One of the biggest names in Mandarin-language pop has capped a long-awaited comeback with her genre's most prestigious prize — and the story of the winning album runs, in part, through a recording studio partnership with a British producer.
A prize-winning comeback
Jolin Tsai, the Taiwanese superstar often described as the "Queen of C-pop," won Album of the Year at the 37th Golden Melody Awards — Taiwan's equivalent of the Grammys — for her record "Pleasure," Variety reported. The win, announced in June, capped a strong run for an album released in mid-2025 after a gap of several years, and confirmed Tsai's standing at the top of Mandopop, as Yahoo Entertainment and AFP noted.
The album
"Pleasure" is a deliberately bold record. Sung in a mix of Mandarin and English, it is built as a concept album around the theme of the seven deadly sins, reframing desire as a natural human instinct rather than a moral failing. Musically it leans into darker, club-oriented electronic pop — drawing on house, techno and disco — a moodier direction than much of Tsai's earlier work.
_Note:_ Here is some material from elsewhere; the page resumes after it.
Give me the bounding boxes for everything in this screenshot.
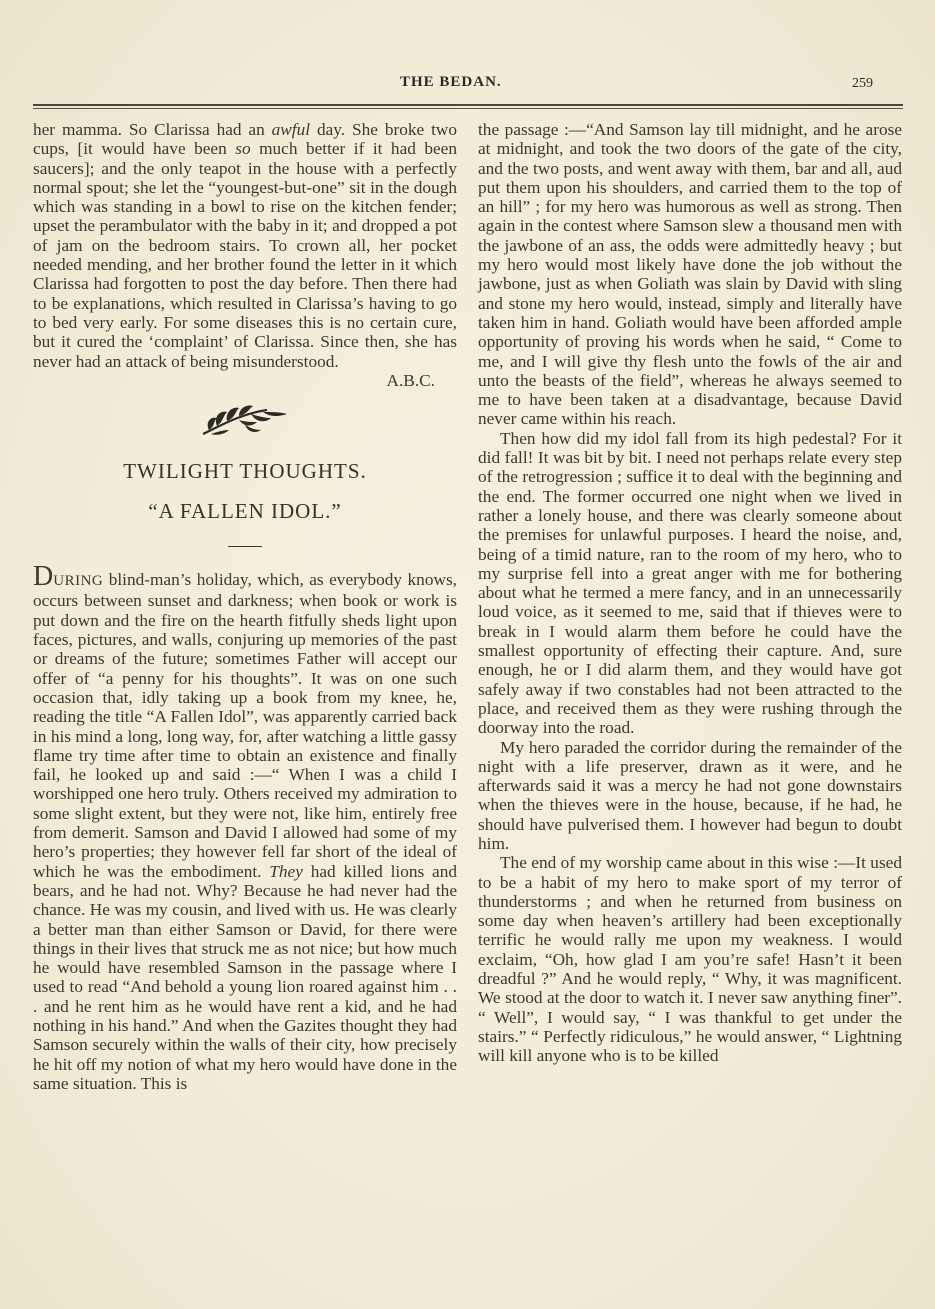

For an artist who has spent a career reinventing herself and pushing dance music into the Mandopop mainstream, it was a characteristically ambitious move, and one on which she took unusually hands-on creative control across writing, arranging and production.
The British connection
Among the album's international collaborators is Richard Craker, a British producer and songwriter who worked on several of its tracks. Craker is not new to Tsai's music: the two have collaborated since her acclaimed 2018 album "Ugly Beauty," and their partnership continued through "Pleasure."
Craker works across the UK, the United States and a studio in Thailand, and his credits reach well beyond Asian pop — he has worked on projects including a UK number-one album by the former Oasis singer Liam Gallagher. For "Pleasure," Tsai's team drew on a globe-spanning process, with sessions and songwriting camps across several countries — a way of working that mirrors the album's cross-cultural ambitions.
Why it matters
Tsai's win, and the international makeup of the team behind it, is a small marker of a bigger trend: Mandarin-language pop's growing reach beyond Chinese-speaking audiences. As the genre courts listeners worldwide, an album that pairs a Taiwanese icon's vision with a British producer's studio craft — and still sweeps the top honors at home — points to how Mandopop is increasingly being made with the wider world in mind.
For Tsai, more than a quarter of a century into her career, "Pleasure" is both a reinvention and a vindication: proof that an established star can take a genuine artistic risk and be rewarded for it, on her own terms.